While the purpose of Clinton's visit was to speak about AIDS, the political overtones of the occasion were hard to ignore, especially since her solo appearance allowed her to directly tackle the deep suspicion many evangelicals harbor about her.
“I've often been asked if I'm a praying person,” Clinton, a United Methodist, said in her speech. “And I have always responded that I was fortunate enough to be raised to understand the power and purpose of prayer but had I not been, probably one week in the White House would have turned me into one.”
That line got a good laugh, part of the overall polite reception she received. The audience greeted her with a standing ovation, and broke into intermittent clapping when Clinton touched on certain issues, such as the growing HIV infection rate among African-American women. She received another standing ovation and slightly louder applause when she finished.
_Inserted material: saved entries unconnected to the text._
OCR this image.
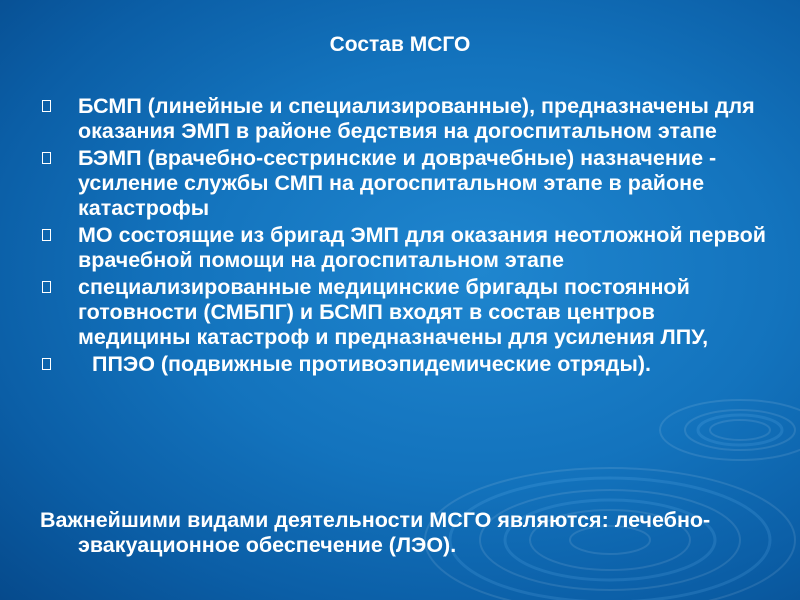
Состав МСГО
БСМП (линейные и специализированные), предназначены для оказания ЭМП в районе бедствия на догоспитальном этапе
БЭМП (врачебно-сестринские и доврачебные) назначение - усиление службы СМП на догоспитальном этапе в районе катастрофы
МО состоящие из бригад ЭМП для оказания неотложной первой врачебной помощи на догоспитальном этапе
специализированные медицинские бригады постоянной готовности (СМБПГ) и БСМП входят в состав центров медицины катастроф и предназначены для усиления ЛПУ,
ППЭО (подвижные противоэпидемические отряды).
Важнейшими видами деятельности МСГО являются: лечебно-эвакуационное обеспечение (ЛЭО).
“She really integrated what we'd been speaking about,” said one attendee, Carolyn Holland of Bay Area Community Church in Annapolis, Md.
“How she proposes to deal with things are a bit lofty.”
When asked if the Clinton appearance swayed her independent vote for next year, Holland said no. “I have other issues besides HIV.”
Joan Miller, a 35-year-old Republican from a Foursquare gospel church in Torrance, Calif., said she was “extremely impressed” with Clinton.
“I like the fact that, number one, she's here with Rick Warren,” Miller said. “I like the fact that she's taken the time to see exactly what he's doing. My spirit leaped when I heard her talk, and normally I wouldn't say that about a Democrat, or even have the inclination to go vote for her. I just kind of felt she, like, was on the same page in some way.”
Lewis Brown Sr., pastor of the New Beginnings Cathedral of Worship in Aurora, Colo., came to the conference with his grown son. The two black men found common ground with African immigrants there learning to cope with HIV infection rates in the U.S. and in their homelands.
“I sense that she was genuine today,” said Brown, an undecided Democrat. “I think that there is politics, but I do believe that she's genuine about her concern about AIDS and HIV.”
Before Clinton spoke, she toured an exhibit created by World Vision of AIDS as seen through the life of an HIV-positive African child.
During her speech, she praised the Warrens' leadership on AIDS among evangelicals.
“Here in what you're doing, faith and works come together,” she said. “Or as Rick might say, ‘creed and deed.' ”
Warren's fight against AIDS at home and abroad is part of his broader view that the world suffers from what he calls five “global giants”: spiritual emptiness, self-centered leadership, extreme poverty, illiteracy, and pandemic diseases including AIDS and AIDS-related malaria.
“Health care should be part of foreign policy, it makes friends,” Warren said before Clinton spoke. “Does God have favorites? Yes he does; he loves the poor.”